7.27.2009

Le Berger

L'été, il faut parfois des alternatives à la plage en famille. Ou en couple. C'est pour ça qu'on adore les excursions. Si avant on trouvait que ça faisait beauf, les rando avec les chaussures horribles compensées, les gourdes, et les casquettes, désormais on admet la part d'exotisme et d'aventure de ces plans-là.
Alors on est équipé, et l'on monte les chemins escarpés des hauteurs de la Corse, à dos d'âne, ou de mule, prêts pour la rando, étincelants de crème. Et on l'aperçoit.
Le Berger des montagnes corses. Peut-être le dernier berger, un peu comme le dernier des Mohicans. Beau à tomber de son mulet, jeune, peut-être trop pour ne pas rougir de culpabilité à l'idée d'une culbute dans les foins, bronzé tel un caramel à croquer, il a un air de doux Jésus avec sa petite barbe blonde qui lui frise à peine les joues creuses, et avec ses courtes boucles dorées, qu'on lui donnerait le bon dieu sans confession, à cet ange des hauteurs.
Surtout sans confession, d'ailleurs.
Il monte à cheval comme un guerrier de l'empire du Soleil. Et malgré sa jeunesse, on sent bien dans ses mains, ses poignets, et à la façon dont il prend la corde, que c'est lui qui tient les rênes. Et pas de main morte.

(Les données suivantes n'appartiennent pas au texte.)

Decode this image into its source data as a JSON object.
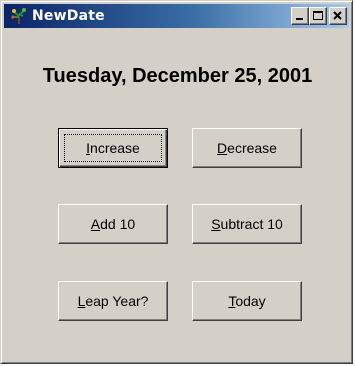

Quand il sourit, bien que ce soit rare -le Berger de notre excursion en a vu d'autres (puis il monte une bête indomptable qui demande toute sa sérieuse attention)-, ses dents blanches et brillantes, qui contrastent tant avec sa peau, nous font penser à une petite tome de brebis toute fraîche qu'on a envie de manger...

Ce qu'il est nature, notre Berger.
À ses côtés, ça sent la garrigue et le maquis, ses vêtements de jean rêche poussiéreux frottent tel le vent, son accent est plein de soleil, mais surtout, surtout, on sait bien qu'avec lui c'est l'aventure. La vraie, quoi.
On peut se sentir en sécurité avec lui. N'importe où.
Sur une île déserte, par exemple.
Ou au bout des cimes des montagnes.
Ou même à dos d'âne, alors qu'on n'en a jamais fait.
On sent sur nous, et sur notre monture, postérieur reculé et dos courbé pour la descente, son doux regard vigilant, tandis qu'il crie "Hue ! Ha Hue !". Sexy.

Quel homme. On est subjugué. Alors on se risque...On demande quel âge a-t-il, ce démon de midi.

"Dix-sept ans."

Aïe. Attention la chute, et les ronces.

"Madame."

Étrange chose, que de se sentir vieux loup dans la bergerie.